Close-Up Of Artificial Pumpkins On Cupcakes
Carina Mossuto / EyeEm / Getty Images
  • 30 mins
  • Prep: 10 mins,
  • Cook: 20 mins
  • Yield: 12 cupcakes (12 servings)
Ratings

These are some of my absolute favorite vegan cupcakes--the pumpkin keeps them moist without making them dense, and the fall spices are always a treat.

What You'll Need

  • 1/4 cup plain almond milk (or soy milk)
  • 1 teaspoon cider vinegar
  • 1 1/4 cup all-purpose flour
  • 1 teaspoon baking powder
  • 1/2 teaspoon baking soda
  • 1/3 cup sugar
  • 1/3 cup dark brown sugar (packed)
  • 1 teaspoon cinnamon
  • 1/2 teaspoon ginger
  • 1/2 teaspoon nutmeg
  • 1/2 teaspoon salt
  • 1/2 cup pumpkin puree
  • 1/2 cup canola oil
  • 1 teaspoon vanilla
  • 1 recipe ​vegan ​cream ​cheese frosting

How to Make It

  1. Preheat the oven to 350 F. Line a 12-cup muffin tin with paper liners and set aside.
  2. In a small cup, combied the almond milk (or soy milk) and vingear.
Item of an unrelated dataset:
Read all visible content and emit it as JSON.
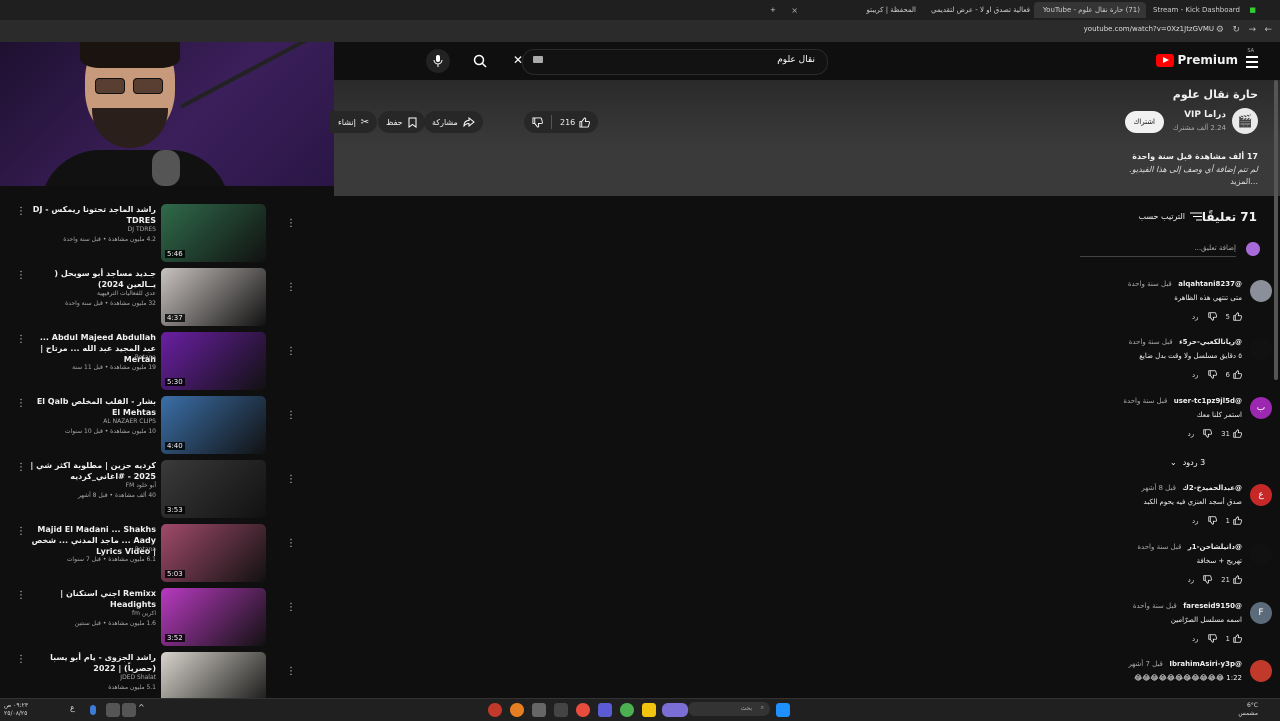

Allow mixture to rest for 5 minutes.
  3. In a large mixing bowl, mix together the flour, baking powder, baking soda, sugars, cinnamon, ginger, nutmeg, and salt. Set aside.
  4. In another mixing bowl, mix together the pumpkin puree, canola oil, vanilla and almond milk-vinegar mixture. Add the wet ingredients to the dry, mixing until just combined. Divide the batter into the cups, filling each liner about ¾ full. Bake for 16 to 20 minutes, or until a toothpick inserted in the center of a cupcake emergest clean. Allow cupcakes to cool completely before frosting with vegan cream cheese frosting.

    **This recipe is suitable for dairy-free, egg-free, and vegan diets, but as with any recipe intended for persons with allergies or dietary restrictions, make sure to read all nutritional labels carefully to make sure that there are no hidden dairy-derived ingredients (or other allergens, if these apply to you).